Bu maddenin uygulanmasına ilişkin usul ve esaslar, Sağlık Bakanlığı ile Kurumun birlikte çıkaracağı yönetmelikle düzenlenir.
Bu yasal düzenleme gereğince düzenlenen Çalışma Gücü ve Meslekte Kazanma Gücü Kaybı Oranı Tespit İşleri Yönetmeliğinin Geçici 1. maddesinde; bu Yönetmeliğin yürürlüğe girdiği tarihten önce çalışma gücü kaybı, iş kazası, meslek hastalığı, vazife malullüğü, harp malullüğü sonucu meslekte kazanma gücü kaybı ile erken yaşlanma durumlarının tespiti talebinde bulunan sigortalılar ve hak sahipleri için, yürürlükten kaldırılan ilgili sosyal güvenlik mevzuatının 5510 sayılı Yasaya aykırı olmayan hükümlerinin uygulanacağı, 5. maddesinde sigortalı ve hak sahiplerinin çalışma gücü oranlarının a) Sağlık Bakanlığı eğitim ve araştırma hastaneleri, b) Devlet Üniversitesi, c) Türk Silahli Kuvvetlerine bağlı asker hastaneleri, ç) sigortalıların ikamet ettikleri illerde (a), (b), (c) bentlerinde belirtilen hastanelerin bulunmaması durumunda Sağlık Bakanlığı tam teşekküllü hastanelerin yetkili olduğu, bildirilmiş, Sosyal Sigorta İşlemleri Yönetmeliğinin 56. maddesinde ise Kurum Sağlık Kurulunca verilen karara karşı yapılan itirazların Yüksek Sağlık Kulunca inceleneceği bildirilmiştir.
Kural olarak Yüksek Sağlık Kurulunca verilen karar Sosyal Güvenlik Kurumunu bağlayıcı nitelikte ise de, diğer ilgililer yönünden bir bağlayıcılığı olmadığından Yüksek Sağlık Kurulu Kararına itiraz edilmesi halinde inceleme Adli Tıp Kurumu aracılığıyla yaptırılmalıdır. Yargıtay İçtihadı Birleştirme Büyük Genel Kurulunun 28.06.1976 günlü, 1976/6-4 sayılı Kararı da bu yöndedir.
Adli Tıp 3. İhtisas Kurulundan alınacak rapor ile Yüksek Sağlık Kurulu Kararı arasında sürekli iş göremezlik oranına yönelik görüş ayrılığı bulunduğu takdirde çelişkinin giderilmesi için dosyanın Adli Tıp Genel Kuruluna gönderilerek çıkacak sonuca göre karar verilmesi gerekir.
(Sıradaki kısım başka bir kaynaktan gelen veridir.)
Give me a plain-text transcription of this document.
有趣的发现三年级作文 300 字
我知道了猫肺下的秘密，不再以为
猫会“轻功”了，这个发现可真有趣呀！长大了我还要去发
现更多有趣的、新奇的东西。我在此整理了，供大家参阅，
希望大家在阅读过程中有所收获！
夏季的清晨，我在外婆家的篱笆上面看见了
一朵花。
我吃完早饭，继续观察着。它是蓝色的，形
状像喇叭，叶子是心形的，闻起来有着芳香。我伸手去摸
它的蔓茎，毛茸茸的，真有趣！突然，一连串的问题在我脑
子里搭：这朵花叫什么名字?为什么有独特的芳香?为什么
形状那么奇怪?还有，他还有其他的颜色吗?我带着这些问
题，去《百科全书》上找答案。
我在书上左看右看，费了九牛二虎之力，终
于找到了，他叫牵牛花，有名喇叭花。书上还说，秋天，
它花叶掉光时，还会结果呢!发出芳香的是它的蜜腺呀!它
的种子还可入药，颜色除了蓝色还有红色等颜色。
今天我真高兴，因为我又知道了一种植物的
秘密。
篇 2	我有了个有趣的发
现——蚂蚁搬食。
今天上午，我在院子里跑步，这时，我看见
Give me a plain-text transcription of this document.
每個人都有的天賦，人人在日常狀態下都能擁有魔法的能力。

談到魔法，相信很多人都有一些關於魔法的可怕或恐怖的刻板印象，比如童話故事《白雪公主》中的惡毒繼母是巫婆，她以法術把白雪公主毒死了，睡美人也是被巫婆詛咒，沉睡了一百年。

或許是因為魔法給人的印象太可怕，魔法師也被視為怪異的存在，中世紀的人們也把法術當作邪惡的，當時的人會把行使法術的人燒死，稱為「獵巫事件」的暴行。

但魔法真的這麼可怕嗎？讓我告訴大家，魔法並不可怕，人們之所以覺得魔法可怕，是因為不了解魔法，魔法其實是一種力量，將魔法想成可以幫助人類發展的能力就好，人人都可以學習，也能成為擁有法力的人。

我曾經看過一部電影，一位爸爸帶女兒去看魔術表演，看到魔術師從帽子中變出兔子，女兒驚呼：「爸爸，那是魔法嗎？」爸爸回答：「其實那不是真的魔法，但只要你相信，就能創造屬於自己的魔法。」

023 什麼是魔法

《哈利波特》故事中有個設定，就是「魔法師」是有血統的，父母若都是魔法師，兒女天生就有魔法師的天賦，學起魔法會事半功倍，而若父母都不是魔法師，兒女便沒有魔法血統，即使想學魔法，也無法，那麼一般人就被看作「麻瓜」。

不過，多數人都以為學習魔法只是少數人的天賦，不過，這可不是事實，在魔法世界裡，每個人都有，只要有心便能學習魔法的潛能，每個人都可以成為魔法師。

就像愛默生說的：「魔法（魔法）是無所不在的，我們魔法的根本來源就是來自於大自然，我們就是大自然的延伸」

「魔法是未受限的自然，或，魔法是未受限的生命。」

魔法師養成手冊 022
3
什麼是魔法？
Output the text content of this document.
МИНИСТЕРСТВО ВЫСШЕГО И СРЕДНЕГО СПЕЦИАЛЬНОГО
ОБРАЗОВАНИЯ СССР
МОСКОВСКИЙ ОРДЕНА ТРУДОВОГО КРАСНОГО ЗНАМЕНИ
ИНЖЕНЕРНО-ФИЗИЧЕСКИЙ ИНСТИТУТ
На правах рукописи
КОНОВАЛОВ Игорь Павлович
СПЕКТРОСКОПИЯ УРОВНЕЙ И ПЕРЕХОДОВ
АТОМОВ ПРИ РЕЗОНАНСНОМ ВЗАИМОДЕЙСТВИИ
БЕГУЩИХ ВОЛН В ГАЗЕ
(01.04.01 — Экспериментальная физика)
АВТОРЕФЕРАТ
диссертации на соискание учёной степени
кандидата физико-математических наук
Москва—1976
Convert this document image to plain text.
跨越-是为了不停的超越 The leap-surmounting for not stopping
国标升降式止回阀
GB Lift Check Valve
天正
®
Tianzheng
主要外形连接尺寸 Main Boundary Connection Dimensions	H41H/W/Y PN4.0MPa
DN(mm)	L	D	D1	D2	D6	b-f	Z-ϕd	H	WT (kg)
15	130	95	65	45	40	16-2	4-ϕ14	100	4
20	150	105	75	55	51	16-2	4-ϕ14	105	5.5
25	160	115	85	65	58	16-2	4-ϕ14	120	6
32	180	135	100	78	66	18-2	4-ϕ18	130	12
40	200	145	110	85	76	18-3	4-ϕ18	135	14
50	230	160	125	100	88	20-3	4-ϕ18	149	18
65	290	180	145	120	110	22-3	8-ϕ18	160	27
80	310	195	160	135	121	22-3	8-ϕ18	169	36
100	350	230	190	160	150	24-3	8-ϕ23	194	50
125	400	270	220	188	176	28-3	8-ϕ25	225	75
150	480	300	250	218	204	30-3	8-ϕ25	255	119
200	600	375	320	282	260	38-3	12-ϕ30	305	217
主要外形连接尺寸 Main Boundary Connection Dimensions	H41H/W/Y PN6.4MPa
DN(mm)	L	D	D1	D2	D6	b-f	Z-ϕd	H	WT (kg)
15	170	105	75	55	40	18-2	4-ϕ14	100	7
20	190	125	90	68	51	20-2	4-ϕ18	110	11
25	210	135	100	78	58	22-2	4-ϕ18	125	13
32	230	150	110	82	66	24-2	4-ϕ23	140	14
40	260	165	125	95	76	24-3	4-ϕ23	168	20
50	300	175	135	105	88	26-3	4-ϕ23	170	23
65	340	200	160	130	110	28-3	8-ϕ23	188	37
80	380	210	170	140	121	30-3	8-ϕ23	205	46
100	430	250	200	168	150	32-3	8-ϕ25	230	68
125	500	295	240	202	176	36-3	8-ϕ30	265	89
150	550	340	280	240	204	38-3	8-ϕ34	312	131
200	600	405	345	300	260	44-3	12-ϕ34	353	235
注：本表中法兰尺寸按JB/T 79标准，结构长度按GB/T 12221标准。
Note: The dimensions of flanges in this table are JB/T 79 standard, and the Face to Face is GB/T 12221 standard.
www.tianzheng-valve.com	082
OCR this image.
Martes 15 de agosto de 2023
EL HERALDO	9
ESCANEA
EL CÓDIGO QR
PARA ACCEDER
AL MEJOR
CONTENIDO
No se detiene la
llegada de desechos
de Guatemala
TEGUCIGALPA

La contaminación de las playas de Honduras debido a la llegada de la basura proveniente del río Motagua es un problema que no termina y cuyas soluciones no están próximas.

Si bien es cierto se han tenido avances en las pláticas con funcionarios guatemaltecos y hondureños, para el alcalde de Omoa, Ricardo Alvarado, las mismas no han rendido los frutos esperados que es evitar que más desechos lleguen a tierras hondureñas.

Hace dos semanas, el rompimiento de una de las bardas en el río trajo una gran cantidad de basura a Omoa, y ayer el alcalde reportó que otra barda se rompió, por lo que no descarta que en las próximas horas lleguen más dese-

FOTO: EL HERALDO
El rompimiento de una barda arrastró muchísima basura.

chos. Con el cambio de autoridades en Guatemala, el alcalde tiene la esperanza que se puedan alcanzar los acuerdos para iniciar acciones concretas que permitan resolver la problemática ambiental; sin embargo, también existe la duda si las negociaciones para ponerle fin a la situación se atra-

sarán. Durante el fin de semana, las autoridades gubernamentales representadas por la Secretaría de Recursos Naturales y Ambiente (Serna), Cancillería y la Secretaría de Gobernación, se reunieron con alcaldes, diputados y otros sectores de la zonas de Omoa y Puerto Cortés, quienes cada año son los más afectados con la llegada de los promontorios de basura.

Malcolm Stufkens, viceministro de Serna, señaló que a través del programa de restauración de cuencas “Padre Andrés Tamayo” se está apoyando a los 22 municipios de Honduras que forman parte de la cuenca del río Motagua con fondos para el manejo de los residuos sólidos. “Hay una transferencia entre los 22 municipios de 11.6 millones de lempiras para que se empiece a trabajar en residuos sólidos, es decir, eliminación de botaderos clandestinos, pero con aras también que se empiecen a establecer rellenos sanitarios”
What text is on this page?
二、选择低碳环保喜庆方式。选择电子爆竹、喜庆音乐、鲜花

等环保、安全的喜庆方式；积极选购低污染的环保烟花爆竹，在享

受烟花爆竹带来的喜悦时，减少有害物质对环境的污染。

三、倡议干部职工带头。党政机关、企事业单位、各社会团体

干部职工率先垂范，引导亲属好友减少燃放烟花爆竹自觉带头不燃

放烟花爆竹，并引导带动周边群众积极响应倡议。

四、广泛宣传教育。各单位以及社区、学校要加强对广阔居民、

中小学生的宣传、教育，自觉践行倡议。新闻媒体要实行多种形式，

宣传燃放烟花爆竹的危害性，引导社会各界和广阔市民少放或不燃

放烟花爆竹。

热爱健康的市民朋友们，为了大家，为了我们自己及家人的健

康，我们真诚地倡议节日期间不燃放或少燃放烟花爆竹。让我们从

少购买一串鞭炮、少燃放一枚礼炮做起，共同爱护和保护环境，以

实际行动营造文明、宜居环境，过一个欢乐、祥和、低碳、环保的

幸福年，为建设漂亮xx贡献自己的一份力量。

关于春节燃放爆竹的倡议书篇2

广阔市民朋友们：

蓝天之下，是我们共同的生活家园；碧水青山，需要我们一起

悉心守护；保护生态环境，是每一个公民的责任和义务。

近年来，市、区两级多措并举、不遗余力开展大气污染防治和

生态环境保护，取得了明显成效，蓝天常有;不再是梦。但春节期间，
Somut olayda; davacının 12.12.2007 tarihinde geçirdiği iş kazası sonucunda, SGK Tedavi Hizmetleri ve Maluliyet Daire Başkanlığı"nın ait 21.09.2009 onay tarihli sürekli iş göremezlik derecesi tespit kararında sürekli iş göremezlik oranının % 100 olduğu, yardıma muhtaç durumda olduğu ve 03.10.2011 tarihinde kontrol muayenesi gerektiğinin yazılı olduğu, mahkemece davacı vekiline verilen elden takip yetkisi sonucu dosyaya ibraz edilen ... Eğitim ve Araştırma Hastanesi’nin 27.09.2011 tarih ve 48022 sayılı raporunda, davacının sakatlık oranının % 80 olduğu ve yardım olmaksızın ayağa kalkamayacağının belirtildiği, mahkemece SGK Tedavi Hizmetleri ve Maluliyet Daire Başkanlığı raporunda belirtilen kontrol kaydının sonucu araştırılmadan ve davacının sürekli iş göremezlik oranı kesinleşmeden tazminat talepleri hakkında yazılı şekilde karar verilmesi usul ve yasaya aykırı olup bozma nedenidir.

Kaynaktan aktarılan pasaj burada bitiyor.